В глазах Анны вовсю блестели искорки счастья.

— «Илевен Мэдисон Парк» в десять вечера, красотка. Бро там будет, — уверенно произнес Пипи.

— Билл? — сверкнула глазами она.

Образ Эмили, словно липкое наваждение, продолжал подавлять разум Билла. Он бездушно размывал само существование Анны и вызывал жуткое чувство вины, страха… страха ее потерять. Билл не хотел отпускать Эмили, не хотел никого слушать и не переставал надеяться, что все как-нибудь да исправит.

— В воскресенье в десять, — понимая, что сейчас лучше соврать, а потом все отменить, уверенно произнес он.

— Синди обзавидуется! Ой! Я это вслух, да? — Анна суетливо достала смартфон. — Так, мне в дамскую комнату. — Она окинула взглядом удивленных друзей. — Срочно…

Анна быстро развернулась и почти бегом бросилась в туалет.

— Пипи, мать твою, ты чего творишь?

— Бро, не гони. Пипи знает, как разруливать дерьмо, — вновь скрестил руки и растопырил пальцы рэпер. — Просто развейся, чувак… Полегчает… Оки-чпоки?

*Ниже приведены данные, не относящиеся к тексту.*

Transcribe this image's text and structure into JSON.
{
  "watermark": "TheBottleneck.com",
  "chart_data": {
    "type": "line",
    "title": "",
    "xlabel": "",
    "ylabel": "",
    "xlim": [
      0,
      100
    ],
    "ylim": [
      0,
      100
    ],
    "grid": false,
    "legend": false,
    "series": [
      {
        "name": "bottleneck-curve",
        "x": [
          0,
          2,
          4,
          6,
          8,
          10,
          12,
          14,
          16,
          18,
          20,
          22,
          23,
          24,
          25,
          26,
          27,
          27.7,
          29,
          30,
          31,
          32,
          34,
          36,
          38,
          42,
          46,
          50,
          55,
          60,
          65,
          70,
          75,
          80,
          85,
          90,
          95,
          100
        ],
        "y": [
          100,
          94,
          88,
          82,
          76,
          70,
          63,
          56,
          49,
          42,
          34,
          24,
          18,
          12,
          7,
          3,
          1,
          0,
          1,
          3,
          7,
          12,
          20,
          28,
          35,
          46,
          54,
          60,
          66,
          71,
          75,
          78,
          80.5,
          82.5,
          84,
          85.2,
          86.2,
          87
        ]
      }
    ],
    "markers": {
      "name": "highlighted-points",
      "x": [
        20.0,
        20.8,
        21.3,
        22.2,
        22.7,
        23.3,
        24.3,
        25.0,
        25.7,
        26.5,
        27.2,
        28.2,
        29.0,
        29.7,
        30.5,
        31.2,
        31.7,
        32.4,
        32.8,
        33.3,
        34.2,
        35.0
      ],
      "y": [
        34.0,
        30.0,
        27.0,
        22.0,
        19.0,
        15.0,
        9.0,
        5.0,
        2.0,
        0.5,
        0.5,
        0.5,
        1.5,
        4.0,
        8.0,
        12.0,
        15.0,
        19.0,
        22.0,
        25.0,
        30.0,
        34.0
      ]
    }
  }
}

— Да не могу я перестать о ней думать, как тебе еще это сказать-то?

— Оки-чпоки, бро? — Пипи смотрел на друга непреклонным взглядом.

— Ай, ладно, все равно не отвяжешься, — понимая, что Пипи и мертвого из могилы поднимет, вновь слукавил Билл.

— Во, это другой базар, бро. Другой базар…


Яркое октябрьское солнце, что уже полностью освободилось из плена назойливых облаков, ослепляло. Смешивалось с отражениями серых небоскребов и ровными кругами от прыгающих по воде плоских камешков расползалось по лазурной глади водоема Центрального парка. Уютный шелест еще не опавшей листвы золотистых осин и огненных кленов ласкал слух, а тихий хруст мягкой подстилки из опавших пестрых листьев, как и пение птиц вдалеке, приятно успокаивал. Эмили сделала еще один взмах рукой и, запустив очередной камешек в, казалось, оживающее от этих отскоков озеро, облокотилась спиной о дерево.

Сейчас она, как никогда раньше, понимала, что это, возможно, единственный шанс, который выпадает только раз в жизни. Эмили будто сливалась с этим осознанием, с этой уверенностью, что если она дойдет до конца, то не просто поможет людям и гарантированно получит должность мечты, но и вырастет в глазах Лукреции. Станет кем-то… кем-то, кого она уважает. Но цена… Плата за эту мечту — другая. Счастье с человеком, образ которого она рисовала в голове перед сном годами. С тем самым любимым, что наконец подарит семью. Новую. Ту настоящую, искреннюю, светлую, наполненную заботой и теплом, которого у нее так давно не было… и не будет. Никогда не будет после того, как все узнают, на что ей пришлось пойти, по их мнению, ради повышения. А то, что об этом узнают все, Эмили почему-то не сомневалась.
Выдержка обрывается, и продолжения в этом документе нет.